À ses côtés, Takeshi prit soin d'éviter le regard du chef de clan et resta muet, l'oreille basse. La situation le dépassait. Et ses propres actes l'inquiétaient. Entre la haine et une profonde empathie, il pouvait basculer d'un extrême à l'autre – soit l'exact opposé de ce qui pouvait rassurer le patriarche Kimura à son sujet...

Kazuhiro regarda d'un œil distrait les dépouilles se faire emporter par deux gardes. Le fait que Takeshi ait des prédispositions aux arts obscurs comme ses parents n'était guère étonnant. Cela le rendait d'ailleurs plus précieux encore. Il était un nouvel allié contre Tsubasa, en plus de lui assurer la paix avec Ken Musashi.
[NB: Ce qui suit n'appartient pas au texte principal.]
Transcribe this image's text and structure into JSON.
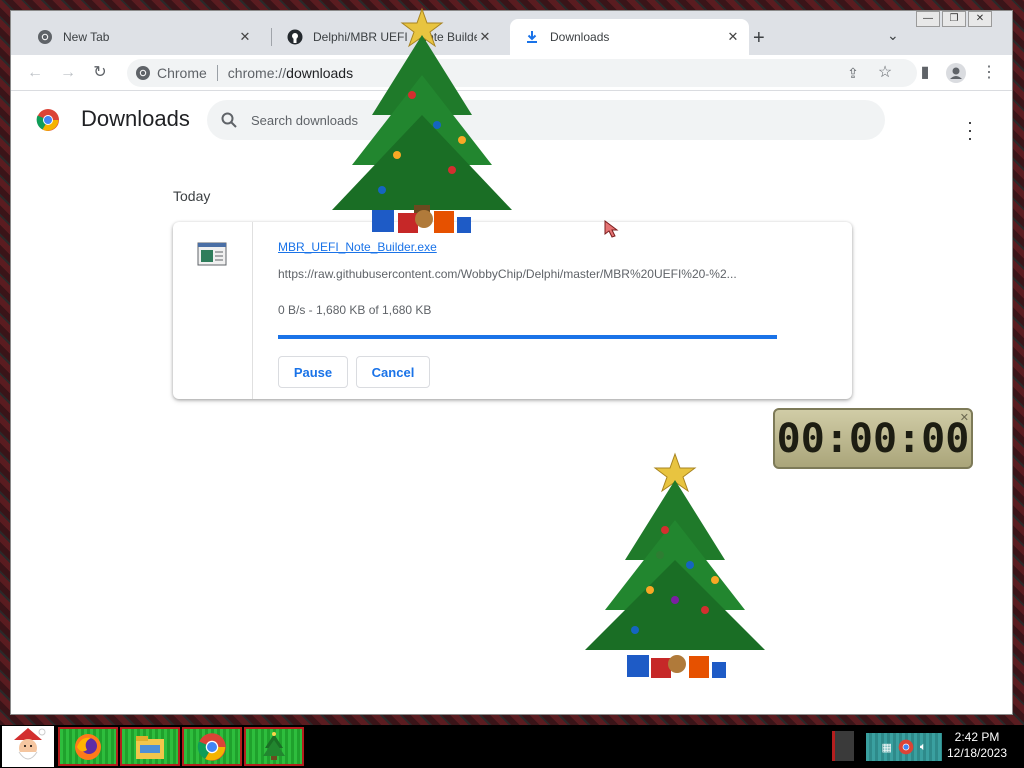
{
  "tabs": [
    {
      "title": "New Tab",
      "icon": "chrome-icon"
    },
    {
      "title": "Delphi/MBR UEFI - Note Builder",
      "icon": "github-icon"
    },
    {
      "title": "Downloads",
      "icon": "download-icon"
    }
  ],
  "toolbar": {
    "site_label": "Chrome",
    "url_prefix": "chrome://",
    "url_host": "downloads"
  },
  "downloads_page": {
    "title": "Downloads",
    "search_placeholder": "Search downloads",
    "date_label": "Today"
  },
  "download_item": {
    "file_name": "MBR_UEFI_Note_Builder.exe",
    "url": "https://raw.githubusercontent.com/WobbyChip/Delphi/master/MBR%20UEFI%20-%2...",
    "status": "0 B/s - 1,680 KB of 1,680 KB",
    "progress_fraction": 1.0,
    "pause_label": "Pause",
    "cancel_label": "Cancel"
  },
  "clock_widget": {
    "time": "00:00:00"
  },
  "taskbar": {
    "time": "2:42 PM",
    "date": "12/18/2023"
  },
  "colors": {
    "accent": "#1a73e8",
    "taskbar_button": "#2ebd3d",
    "taskbar_border": "#b41e1e"
  }
}
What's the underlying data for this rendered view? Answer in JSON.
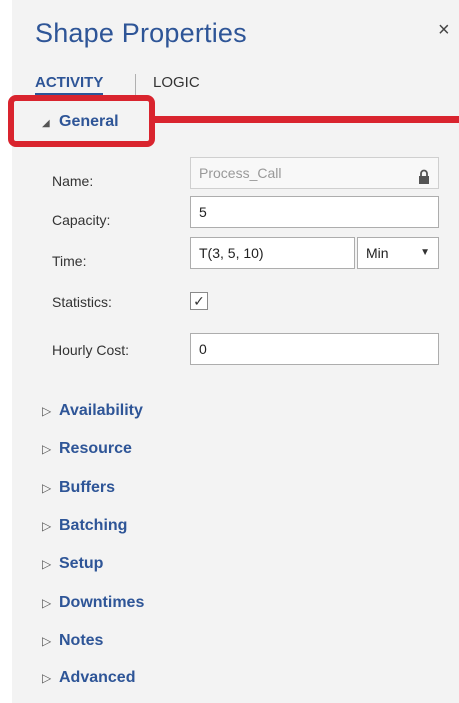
{
  "panel": {
    "title": "Shape Properties",
    "close_glyph": "×"
  },
  "tabs": [
    {
      "label": "ACTIVITY",
      "active": true
    },
    {
      "label": "LOGIC",
      "active": false
    }
  ],
  "general": {
    "label": "General",
    "expanded": true,
    "fields": {
      "name": {
        "label": "Name:",
        "value": "Process_Call",
        "locked": true
      },
      "capacity": {
        "label": "Capacity:",
        "value": "5"
      },
      "time": {
        "label": "Time:",
        "value": "T(3, 5, 10)",
        "unit": "Min"
      },
      "statistics": {
        "label": "Statistics:",
        "checked": true,
        "check_glyph": "✓"
      },
      "hourly_cost": {
        "label": "Hourly Cost:",
        "value": "0"
      }
    }
  },
  "sections": [
    {
      "label": "Availability"
    },
    {
      "label": "Resource"
    },
    {
      "label": "Buffers"
    },
    {
      "label": "Batching"
    },
    {
      "label": "Setup"
    },
    {
      "label": "Downtimes"
    },
    {
      "label": "Notes"
    },
    {
      "label": "Advanced"
    }
  ],
  "icons": {
    "expanded": "◢",
    "collapsed": "▷",
    "lock": "lock-icon",
    "dropdown": "▼"
  },
  "colors": {
    "accent": "#2e5597",
    "highlight": "#d9242e",
    "panel_bg": "#f3f3f3"
  }
}
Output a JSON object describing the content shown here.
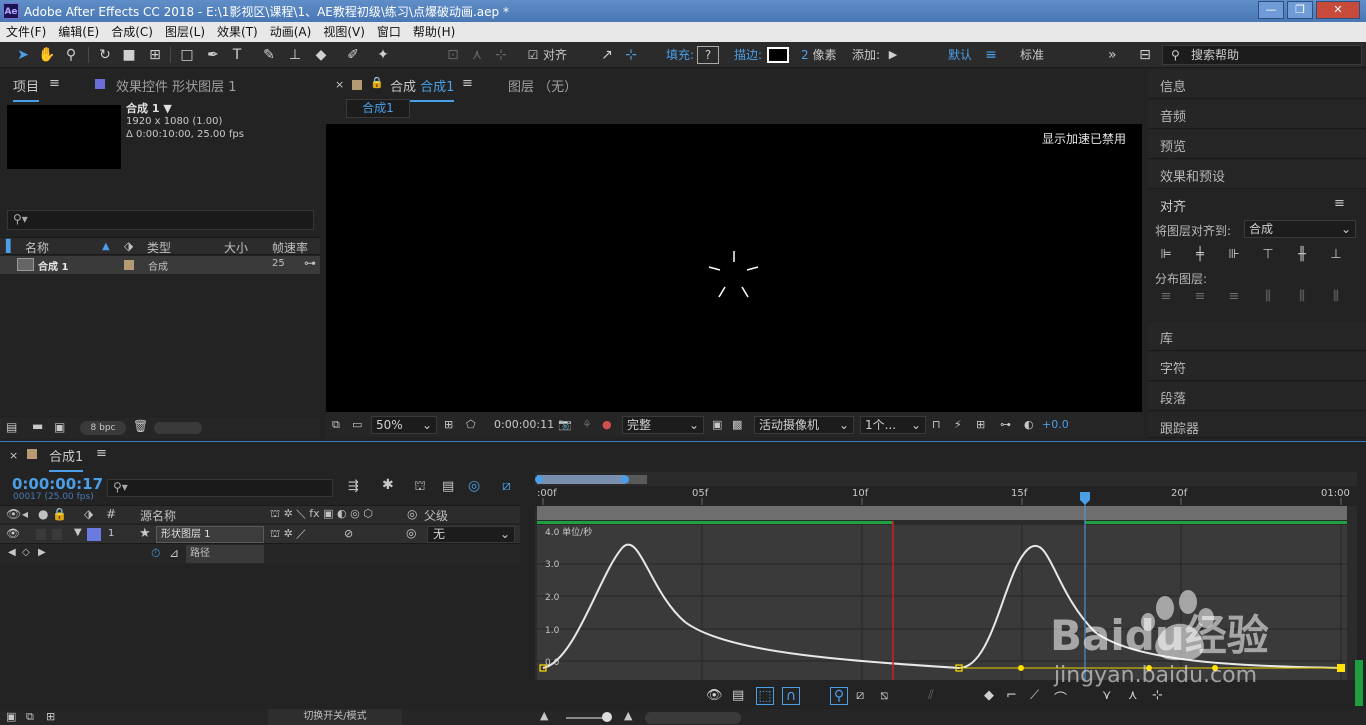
{
  "window": {
    "app_badge": "Ae",
    "title": "Adobe After Effects CC 2018 - E:\\1影视区\\课程\\1、AE教程初级\\练习\\点爆破动画.aep *",
    "minimize": "—",
    "maximize": "❐",
    "close": "✕"
  },
  "menu": [
    "文件(F)",
    "编辑(E)",
    "合成(C)",
    "图层(L)",
    "效果(T)",
    "动画(A)",
    "视图(V)",
    "窗口",
    "帮助(H)"
  ],
  "toolbar": {
    "align_label": "对齐",
    "fill_label": "填充:",
    "fill_value": "?",
    "stroke_label": "描边:",
    "stroke_width": "2 像素",
    "add_label": "添加:",
    "workspace_default": "默认",
    "workspace_standard": "标准",
    "more": "»",
    "search_help": "搜索帮助"
  },
  "project_panel": {
    "tab_project": "项目",
    "tab_effects": "效果控件 形状图层 1",
    "comp_name": "合成 1 ▼",
    "comp_res": "1920 x 1080 (1.00)",
    "comp_dur": "Δ 0:00:10:00, 25.00 fps",
    "columns": {
      "name": "名称",
      "type": "类型",
      "size": "大小",
      "fps": "帧速率"
    },
    "row": {
      "name": "合成 1",
      "type": "合成",
      "fps": "25"
    },
    "bpc": "8 bpc"
  },
  "viewer": {
    "tab_close": "×",
    "tab_label": "合成",
    "tab_comp": "合成1",
    "tab_layer": "图层 （无）",
    "subtab": "合成1",
    "gpu_notice": "显示加速已禁用",
    "zoom": "50%",
    "timecode": "0:00:00:11",
    "quality": "完整",
    "camera": "活动摄像机",
    "views": "1个...",
    "exposure": "+0.0"
  },
  "right_panel": {
    "items": [
      "信息",
      "音频",
      "预览",
      "效果和预设",
      "对齐"
    ],
    "align_to_label": "将图层对齐到:",
    "align_to_value": "合成",
    "distribute_label": "分布图层:",
    "bottom_items": [
      "库",
      "字符",
      "段落",
      "跟踪器"
    ]
  },
  "timeline": {
    "tab_close": "×",
    "tab_label": "合成1",
    "timecode": "0:00:00:17",
    "frame_info": "00017 (25.00 fps)",
    "columns": {
      "num": "#",
      "source": "源名称",
      "parent": "父级"
    },
    "layer": {
      "num": "1",
      "name": "形状图层 1",
      "parent": "无"
    },
    "property": "路径",
    "ruler": [
      ":00f",
      "05f",
      "10f",
      "15f",
      "20f",
      "01:00"
    ],
    "graph_labels": [
      "4.0 单位/秒",
      "3.0",
      "2.0",
      "1.0",
      "0.0"
    ],
    "bottom_toggle": "切换开关/模式"
  },
  "watermark": {
    "brand": "Baidu经验",
    "url": "jingyan.baidu.com"
  },
  "colors": {
    "accent": "#4a9fe8",
    "curve": "#e8e8e8",
    "keyframe": "#ffe000",
    "red_marker": "#d02020",
    "work_area_green": "#1fa040"
  }
}
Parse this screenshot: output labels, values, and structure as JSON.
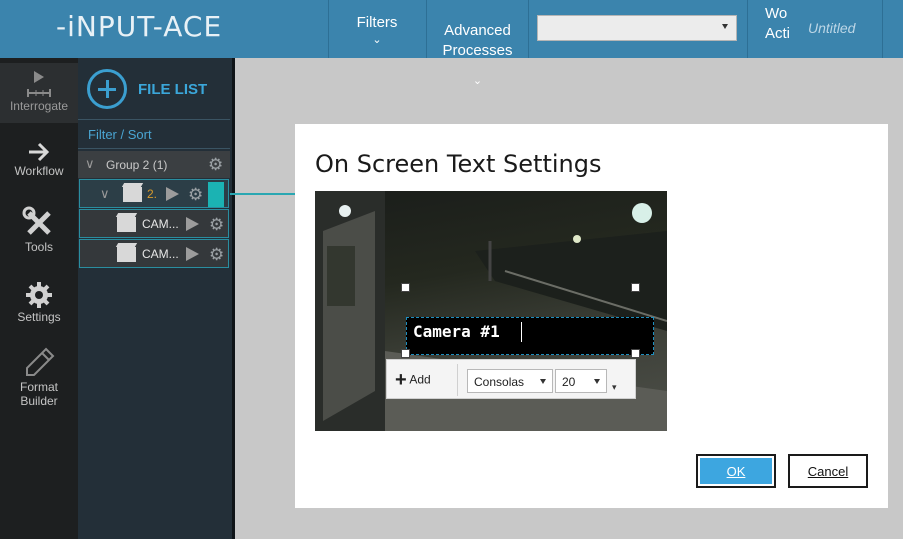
{
  "app": {
    "logo": "-iNPUT-ACE",
    "document_title": "Untitled"
  },
  "topbar": {
    "menus": [
      {
        "label": "Filters"
      },
      {
        "label": "Advanced\nProcesses"
      }
    ],
    "workspace_label": "Wo\nActi",
    "combo_value": ""
  },
  "leftnav": {
    "items": [
      {
        "label": "Interrogate",
        "icon": "play-timeline-icon"
      },
      {
        "label": "Workflow",
        "icon": "arrow-right-icon"
      },
      {
        "label": "Tools",
        "icon": "tools-icon"
      },
      {
        "label": "Settings",
        "icon": "gear-icon"
      },
      {
        "label": "Format Builder",
        "icon": "pencil-icon"
      }
    ]
  },
  "filepanel": {
    "title": "FILE LIST",
    "filter_sort": "Filter / Sort",
    "group": {
      "label": "Group 2 (1)"
    },
    "rows": [
      {
        "label": "2."
      },
      {
        "label": "CAM..."
      },
      {
        "label": "CAM..."
      }
    ]
  },
  "dialog": {
    "title": "On Screen Text Settings",
    "overlay_text": "Camera #1",
    "toolbar": {
      "add_label": "Add",
      "font_value": "Consolas",
      "size_value": "20"
    },
    "ok_label": "OK",
    "cancel_label": "Cancel"
  },
  "colors": {
    "topbar": "#3b84ad",
    "accent": "#3ba7da",
    "ok_button": "#3da6e0",
    "teal": "#1bb3b3"
  }
}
Ce qui était étrange, en revanche, était la capacité à les utiliser inconsciemment sans les comprendre. Il caressa sa barbe, songeur, puis jeta un œil plissé sur Kaito. Pour quelqu'un qui avait été aux premières loges – de nature impulsive, qui plus est –, il faisait preuve d'un grand calme. Il devait soupçonner Takeshi d'être un complexe comme sa mère. Et c'était là une bonne chose. Son fils pouvait bien penser ce qu'il lui plaisait, tant qu'il ne posait pas de problème.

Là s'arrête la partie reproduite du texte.